Fluorescence switching via competitive ESIPT and spirolactam ring opening in a multifunctional rhodamine B probe for selective detection of Cu2+ and OCl−: theoretical insights with anticancer and biosensor activity

Abstract

A multifunctional ESIPT-based rhodamine-derived probe (BHS) was synthesized and developed as a colorimetric and fluorometric sensor for the selective detection of copper (Cu²⁺) and hypochlorite (OCl⁻) in aqueous solutions. Initially, BHS exhibits intense whitish blue fluorescence due to the active excited-state intramolecular proton transfer (ESIPT) mechanism within the molecule. However, upon interaction with Cu²⁺ and OCl⁻, noticeable changes in absorption and fluorescence occur, attributed to the inhibition of ESIPT resulting from analyte binding with BHS, leading to spirolactam ring opening. Furthermore, significant Stokes shifts in absorption (Δλ = 34 nm and 170 nm for Cu²⁺, and 163 nm for OCl⁻) and emission (Δλ = 67 nm for both Cu²⁺ and OCl⁻) further confirm this transformation. The spirolactam ring opening is induced by Cu²⁺ coordination, whereas for OCl⁻, it is triggered by oxidative cleavage. To explore potential biological applications, fluorescence titration experiments were conducted to study the interactions of the BHS–Cu²⁺ complex with ct-DNA and the transport protein bovine serum albumin (BSA).

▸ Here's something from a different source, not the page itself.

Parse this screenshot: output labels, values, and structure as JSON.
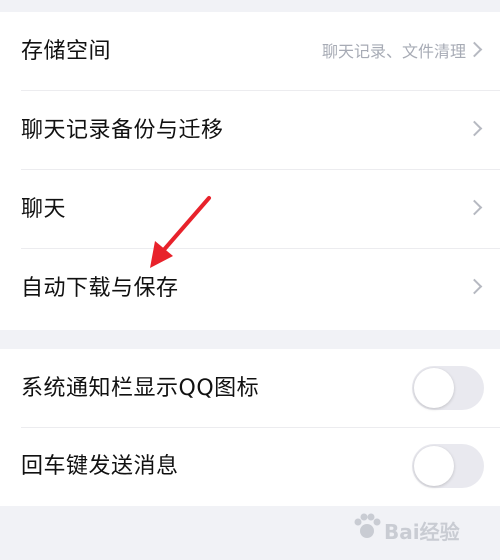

Additionally, molecular docking studies were performed to assess these interactions, while DFT calculations were employed to optimize the structures of BHS and its Cu²⁺ complex. The fluorescence changes of BHS in the presence of Cu²⁺ and OCl⁻ in biological samples have been examined by the anticancer and biosensor activity of BHS in HCT-116 colorectal cancer cells.